Die Richtsätze werden alljährlich von den Oberfinanzdirektionen ermittelt, in Richtsatzgruppen zusammengefasst und in Form einer Richtsatzsammlung bekannt gegeben.
Die Richtsätze stellen auf die Verhältnisse in einem Normalbetrieb (Richtbetrieb) ab.
Bei der Richtsatzsammlung sind daher die Ergebnisse eines geprüften Betriebes normalisiert, d.h. vergleichbar gemacht worden.
Die Richtsätze werden in Prozentzahlen vom wirtschaftlichen Umsatz für den Rohgewinn, den Halbreingewinn und den Reingewinn ermittelt. Bei den Handelsbetrieben wird daneben der Rohgewinnaufschlagsatz angegeben. Zu den Handelsbetrieben in diesem Sinne gehören auch Bäckereien, Konditoreien, Gast- und Speisewirtschaften, Imbiss-Gaststätten, Fleischereien, Metzgereien, Schlachtereien und Optikerbetriebe. Die Richtsätze bestehen aus einem oberen und einem unteren Rahmensatz sowie einem Mittelsatz. Die Rahmensätze tragen den unterschiedlichen Verhältnissen Rechnung.
Auch im Familienrecht kann eine Zuschätzung nach Richtsatzsammlungen bei nicht deklarierten Einkünften geboten sein.
Rz. 1118
Beispiel
Die Richtsatzsammlung des maßgebenden Jahres enthält für eine bestimmte Branche einen Rohgewinnrahmen in Höhe von 38 % bis 41 %.

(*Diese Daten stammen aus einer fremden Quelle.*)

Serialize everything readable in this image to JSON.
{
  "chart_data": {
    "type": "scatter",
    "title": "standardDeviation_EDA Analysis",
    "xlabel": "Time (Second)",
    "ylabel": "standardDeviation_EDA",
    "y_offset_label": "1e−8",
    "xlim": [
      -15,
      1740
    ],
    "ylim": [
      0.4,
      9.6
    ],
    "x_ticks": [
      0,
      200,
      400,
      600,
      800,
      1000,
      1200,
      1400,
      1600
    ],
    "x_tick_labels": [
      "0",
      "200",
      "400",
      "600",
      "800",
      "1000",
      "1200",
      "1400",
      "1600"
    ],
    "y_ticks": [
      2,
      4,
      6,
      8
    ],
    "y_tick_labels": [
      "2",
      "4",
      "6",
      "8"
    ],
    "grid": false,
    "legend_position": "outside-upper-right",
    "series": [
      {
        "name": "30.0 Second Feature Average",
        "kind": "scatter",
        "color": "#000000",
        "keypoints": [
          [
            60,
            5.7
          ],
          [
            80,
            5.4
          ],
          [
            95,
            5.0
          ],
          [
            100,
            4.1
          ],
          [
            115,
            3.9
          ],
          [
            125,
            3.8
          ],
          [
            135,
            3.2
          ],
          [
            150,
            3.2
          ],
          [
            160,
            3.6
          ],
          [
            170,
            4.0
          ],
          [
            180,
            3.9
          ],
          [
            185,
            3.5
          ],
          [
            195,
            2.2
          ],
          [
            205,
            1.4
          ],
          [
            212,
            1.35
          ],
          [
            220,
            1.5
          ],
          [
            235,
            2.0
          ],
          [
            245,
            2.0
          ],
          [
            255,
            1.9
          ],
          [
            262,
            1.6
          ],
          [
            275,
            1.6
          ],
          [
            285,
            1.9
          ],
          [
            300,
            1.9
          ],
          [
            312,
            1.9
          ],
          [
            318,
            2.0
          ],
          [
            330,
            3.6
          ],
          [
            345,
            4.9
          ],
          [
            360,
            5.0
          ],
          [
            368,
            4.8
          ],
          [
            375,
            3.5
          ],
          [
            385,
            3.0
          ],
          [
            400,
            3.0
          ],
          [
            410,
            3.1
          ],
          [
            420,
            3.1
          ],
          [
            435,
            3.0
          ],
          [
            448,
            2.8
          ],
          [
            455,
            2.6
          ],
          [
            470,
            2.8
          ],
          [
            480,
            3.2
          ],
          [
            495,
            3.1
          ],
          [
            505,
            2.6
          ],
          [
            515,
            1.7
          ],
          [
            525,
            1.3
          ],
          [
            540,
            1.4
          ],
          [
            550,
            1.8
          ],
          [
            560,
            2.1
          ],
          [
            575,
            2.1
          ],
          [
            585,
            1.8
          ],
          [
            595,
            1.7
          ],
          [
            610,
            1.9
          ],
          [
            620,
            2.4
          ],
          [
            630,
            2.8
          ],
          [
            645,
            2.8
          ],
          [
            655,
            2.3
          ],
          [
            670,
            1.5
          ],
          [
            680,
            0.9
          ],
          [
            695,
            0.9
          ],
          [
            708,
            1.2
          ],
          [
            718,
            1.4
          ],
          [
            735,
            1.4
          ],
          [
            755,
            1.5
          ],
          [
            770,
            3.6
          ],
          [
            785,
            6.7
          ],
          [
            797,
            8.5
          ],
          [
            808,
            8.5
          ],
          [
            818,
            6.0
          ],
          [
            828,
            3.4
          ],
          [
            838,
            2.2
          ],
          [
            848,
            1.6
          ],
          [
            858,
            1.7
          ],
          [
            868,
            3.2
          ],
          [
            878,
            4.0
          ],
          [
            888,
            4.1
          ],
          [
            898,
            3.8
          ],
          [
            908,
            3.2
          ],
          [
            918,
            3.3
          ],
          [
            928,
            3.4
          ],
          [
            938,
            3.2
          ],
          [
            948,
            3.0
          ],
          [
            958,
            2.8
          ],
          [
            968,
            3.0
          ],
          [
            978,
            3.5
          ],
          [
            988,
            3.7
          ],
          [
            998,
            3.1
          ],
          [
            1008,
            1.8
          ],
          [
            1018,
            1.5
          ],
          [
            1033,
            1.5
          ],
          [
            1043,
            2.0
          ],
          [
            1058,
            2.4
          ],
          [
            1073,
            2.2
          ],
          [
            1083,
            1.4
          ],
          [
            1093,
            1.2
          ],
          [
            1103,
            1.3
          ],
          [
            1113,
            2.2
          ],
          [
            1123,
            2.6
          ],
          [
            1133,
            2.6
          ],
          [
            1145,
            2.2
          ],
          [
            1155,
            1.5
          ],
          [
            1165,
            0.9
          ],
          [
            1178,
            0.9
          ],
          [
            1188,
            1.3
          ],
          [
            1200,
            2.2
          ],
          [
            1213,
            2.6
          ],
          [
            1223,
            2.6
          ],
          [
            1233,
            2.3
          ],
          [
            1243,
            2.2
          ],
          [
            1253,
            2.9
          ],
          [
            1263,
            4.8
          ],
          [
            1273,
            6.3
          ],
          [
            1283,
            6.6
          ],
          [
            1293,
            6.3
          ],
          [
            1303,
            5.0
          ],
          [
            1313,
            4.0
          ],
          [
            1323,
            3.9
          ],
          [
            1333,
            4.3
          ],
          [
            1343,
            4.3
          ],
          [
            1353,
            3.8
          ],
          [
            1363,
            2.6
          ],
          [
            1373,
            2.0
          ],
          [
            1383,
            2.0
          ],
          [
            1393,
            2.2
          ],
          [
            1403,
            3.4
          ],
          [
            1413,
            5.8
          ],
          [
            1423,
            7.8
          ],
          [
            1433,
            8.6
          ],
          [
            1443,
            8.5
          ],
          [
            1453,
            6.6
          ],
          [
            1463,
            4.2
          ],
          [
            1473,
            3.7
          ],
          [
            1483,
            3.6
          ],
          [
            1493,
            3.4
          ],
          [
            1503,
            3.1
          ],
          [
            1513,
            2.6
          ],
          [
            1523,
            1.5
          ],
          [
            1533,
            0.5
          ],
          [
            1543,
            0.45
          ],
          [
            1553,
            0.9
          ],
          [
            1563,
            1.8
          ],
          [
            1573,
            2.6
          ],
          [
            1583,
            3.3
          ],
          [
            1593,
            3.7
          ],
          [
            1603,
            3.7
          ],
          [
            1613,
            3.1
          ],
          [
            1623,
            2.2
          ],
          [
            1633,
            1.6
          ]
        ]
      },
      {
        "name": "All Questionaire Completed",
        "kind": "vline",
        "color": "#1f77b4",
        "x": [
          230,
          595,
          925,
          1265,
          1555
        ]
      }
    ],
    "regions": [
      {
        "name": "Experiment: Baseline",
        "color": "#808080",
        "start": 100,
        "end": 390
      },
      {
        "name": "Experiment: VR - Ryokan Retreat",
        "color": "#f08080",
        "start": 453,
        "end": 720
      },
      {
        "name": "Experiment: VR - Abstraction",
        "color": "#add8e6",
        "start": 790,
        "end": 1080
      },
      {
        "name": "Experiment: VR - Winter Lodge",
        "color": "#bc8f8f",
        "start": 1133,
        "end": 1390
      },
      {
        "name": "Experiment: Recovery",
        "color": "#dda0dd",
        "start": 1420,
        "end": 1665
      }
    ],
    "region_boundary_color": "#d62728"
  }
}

Bei der Verprobung des zu prüfenden Betriebes kommt der Betriebsprüfer/Sachverständige im unterhaltsrechtlichen Verfahren auf einen Rohgewinn von nur 20 %. Aufgrund dieser Abweichungen schöpft der Sachverständige Verdacht und geht der Abweichung nach. Dabei stellt er...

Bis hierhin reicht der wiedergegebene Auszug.